One of the biggest changes being considered is a re-evaluation of resource protection areas based on updated maps, not 1973 maps. The change would create several new protected areas, including on Horseshoe and Heald ponds; along West Lovell and Timber Island roads; at the upper bay and outlet of Kezar Lake; and along Pray Brook and Kezar River.

In addition, the amendments also create stream protection districts and add shores with slopes of greater than 20 percent to the resource protection areas.

The amendments are meant to update the ordinance to comply with the revised guidelines of the Maine Department of Environmental Protection by July 2008. The issue will go before voters at Lovell’s annual town meeting in March. If approved, the amendments will be submitted to the DEP for approval.

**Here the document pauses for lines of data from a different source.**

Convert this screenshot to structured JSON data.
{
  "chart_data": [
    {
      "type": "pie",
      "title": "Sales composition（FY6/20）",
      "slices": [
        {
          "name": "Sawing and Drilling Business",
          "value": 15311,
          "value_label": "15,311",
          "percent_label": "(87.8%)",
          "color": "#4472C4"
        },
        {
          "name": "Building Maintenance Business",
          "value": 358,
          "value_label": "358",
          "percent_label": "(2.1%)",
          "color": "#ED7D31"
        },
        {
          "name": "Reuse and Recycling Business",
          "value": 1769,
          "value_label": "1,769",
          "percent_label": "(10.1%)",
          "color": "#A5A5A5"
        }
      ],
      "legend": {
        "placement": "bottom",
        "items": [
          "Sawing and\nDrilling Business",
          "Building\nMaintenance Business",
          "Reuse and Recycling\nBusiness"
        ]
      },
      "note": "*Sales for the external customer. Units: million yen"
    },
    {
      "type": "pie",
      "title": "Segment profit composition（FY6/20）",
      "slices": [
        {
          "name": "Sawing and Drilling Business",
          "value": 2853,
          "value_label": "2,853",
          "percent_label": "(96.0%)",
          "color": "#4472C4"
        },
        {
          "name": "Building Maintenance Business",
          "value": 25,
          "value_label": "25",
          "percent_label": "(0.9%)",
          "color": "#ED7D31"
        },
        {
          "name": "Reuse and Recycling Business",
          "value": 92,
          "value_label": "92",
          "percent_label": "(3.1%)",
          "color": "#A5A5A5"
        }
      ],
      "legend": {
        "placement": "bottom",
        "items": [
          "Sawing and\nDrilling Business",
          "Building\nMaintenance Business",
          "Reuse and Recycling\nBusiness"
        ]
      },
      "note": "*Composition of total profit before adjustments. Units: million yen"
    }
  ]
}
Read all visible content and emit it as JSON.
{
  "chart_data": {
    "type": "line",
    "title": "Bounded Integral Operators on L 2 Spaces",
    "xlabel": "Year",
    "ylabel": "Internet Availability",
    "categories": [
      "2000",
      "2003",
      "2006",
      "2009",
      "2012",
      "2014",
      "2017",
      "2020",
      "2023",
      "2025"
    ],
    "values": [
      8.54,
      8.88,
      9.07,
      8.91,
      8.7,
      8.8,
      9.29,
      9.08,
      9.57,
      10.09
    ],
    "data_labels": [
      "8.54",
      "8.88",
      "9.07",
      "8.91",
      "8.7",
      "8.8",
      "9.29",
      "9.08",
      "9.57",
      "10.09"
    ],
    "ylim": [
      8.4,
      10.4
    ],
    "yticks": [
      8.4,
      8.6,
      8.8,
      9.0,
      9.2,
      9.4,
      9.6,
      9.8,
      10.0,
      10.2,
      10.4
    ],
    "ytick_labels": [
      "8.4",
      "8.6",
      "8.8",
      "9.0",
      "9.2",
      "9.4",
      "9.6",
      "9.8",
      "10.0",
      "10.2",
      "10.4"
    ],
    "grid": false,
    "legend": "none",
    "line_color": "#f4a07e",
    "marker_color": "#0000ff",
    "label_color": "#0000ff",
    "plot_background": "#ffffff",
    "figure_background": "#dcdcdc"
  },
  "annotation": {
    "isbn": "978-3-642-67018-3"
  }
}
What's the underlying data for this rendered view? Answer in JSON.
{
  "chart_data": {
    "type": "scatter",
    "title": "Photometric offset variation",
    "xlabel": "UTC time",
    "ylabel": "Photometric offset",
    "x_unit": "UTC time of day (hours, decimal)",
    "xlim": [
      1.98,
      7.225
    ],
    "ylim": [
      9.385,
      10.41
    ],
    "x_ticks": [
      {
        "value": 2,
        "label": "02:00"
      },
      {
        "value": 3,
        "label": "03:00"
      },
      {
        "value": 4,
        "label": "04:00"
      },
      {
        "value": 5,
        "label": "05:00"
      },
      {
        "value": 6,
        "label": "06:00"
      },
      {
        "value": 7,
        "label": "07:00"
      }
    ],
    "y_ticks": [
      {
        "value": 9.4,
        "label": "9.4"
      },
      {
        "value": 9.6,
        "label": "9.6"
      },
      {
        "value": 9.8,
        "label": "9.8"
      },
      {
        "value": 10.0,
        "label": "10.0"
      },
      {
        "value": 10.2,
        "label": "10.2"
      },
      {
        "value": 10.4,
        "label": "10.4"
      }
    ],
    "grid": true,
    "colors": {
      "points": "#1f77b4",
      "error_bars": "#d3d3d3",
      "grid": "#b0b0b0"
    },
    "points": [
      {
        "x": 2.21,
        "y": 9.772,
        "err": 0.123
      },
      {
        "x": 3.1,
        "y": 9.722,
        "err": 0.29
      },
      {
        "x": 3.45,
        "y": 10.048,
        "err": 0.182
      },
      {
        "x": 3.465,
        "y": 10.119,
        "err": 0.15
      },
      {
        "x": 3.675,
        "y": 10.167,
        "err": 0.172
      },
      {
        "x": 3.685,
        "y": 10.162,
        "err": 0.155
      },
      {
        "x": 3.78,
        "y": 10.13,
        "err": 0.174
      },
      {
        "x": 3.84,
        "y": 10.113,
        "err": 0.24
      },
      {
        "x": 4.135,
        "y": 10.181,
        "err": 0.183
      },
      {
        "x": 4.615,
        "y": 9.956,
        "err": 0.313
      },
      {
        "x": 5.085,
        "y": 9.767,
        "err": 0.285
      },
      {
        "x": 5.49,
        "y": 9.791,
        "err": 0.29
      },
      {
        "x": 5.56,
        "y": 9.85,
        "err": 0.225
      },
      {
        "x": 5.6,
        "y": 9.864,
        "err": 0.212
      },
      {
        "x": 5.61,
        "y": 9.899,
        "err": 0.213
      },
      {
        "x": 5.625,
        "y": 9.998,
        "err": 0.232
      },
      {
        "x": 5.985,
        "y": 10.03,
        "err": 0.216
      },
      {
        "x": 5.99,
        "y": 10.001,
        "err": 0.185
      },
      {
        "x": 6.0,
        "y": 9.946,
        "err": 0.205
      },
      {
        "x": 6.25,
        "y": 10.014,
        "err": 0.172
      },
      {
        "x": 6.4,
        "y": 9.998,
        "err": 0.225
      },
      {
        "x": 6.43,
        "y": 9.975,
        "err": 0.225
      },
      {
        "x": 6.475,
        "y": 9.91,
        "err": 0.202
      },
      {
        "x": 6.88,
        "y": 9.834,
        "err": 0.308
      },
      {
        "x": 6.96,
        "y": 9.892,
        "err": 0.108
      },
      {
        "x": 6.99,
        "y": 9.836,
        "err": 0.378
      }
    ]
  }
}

“As far as we’ve gone to date, we’re meeting their guidelines,” said Ed Ryan, chairman of the Planning Board.

If the ordinance is not updated, DEP may enforce the guidelines in town until the town adopts the changes.

According to the summary of the amendments, any structures that do not conform to the water setback area, reaching 100 feet back from the high water mark, would have to be moved back as far as possible with the addition of any type of new foundation.

The amendment states that a foundation that does not extend beyond the exterior of the structure or raise the structure more than three feet will not be considered an expansion.

Some of the changes will affect municipal administration in the town and are not required by the state.

The role of the code enforcement officer also is clarified. The amendments state the officer may interpret zoning districts as well as issue stop-work orders or permit revocations.

The conditions for a change of a structure’s use are increased, and the determination goes to the Planning Board rather than the appeals board under the amendments. The appeals board would also hear appeals to the code enforcement officer’s decisions.

Oxford County Superior Court would hear appeals to a stop-work order or permit revocation, as well as appeals to decisions enforcing the ordinance within shoreland zones and any administrative appeal to a Planning Board’s decision regarding a subdivision application.

Regulation of the town’s timber harvesting in the shoreland zones would be turned over to the state Department of Conservation’s Bureau of Forestry.

The Planning Board, code enforcement officer and consultant from the Southern Maine Regional Planning Commission were at the meeting. Ryan said concerns from the public included changes in the definition of lot size and resource protection issues, including one resident who owns property in an existing resource protection area.

The 61-page amended ordinance is available at the town office, the Charlotte Hobbs Memorial Library and the town’s Web site. A two-page summary of the proposed changes was mailed to taxpayers.

Ryan said another public hearing will take place later in the year.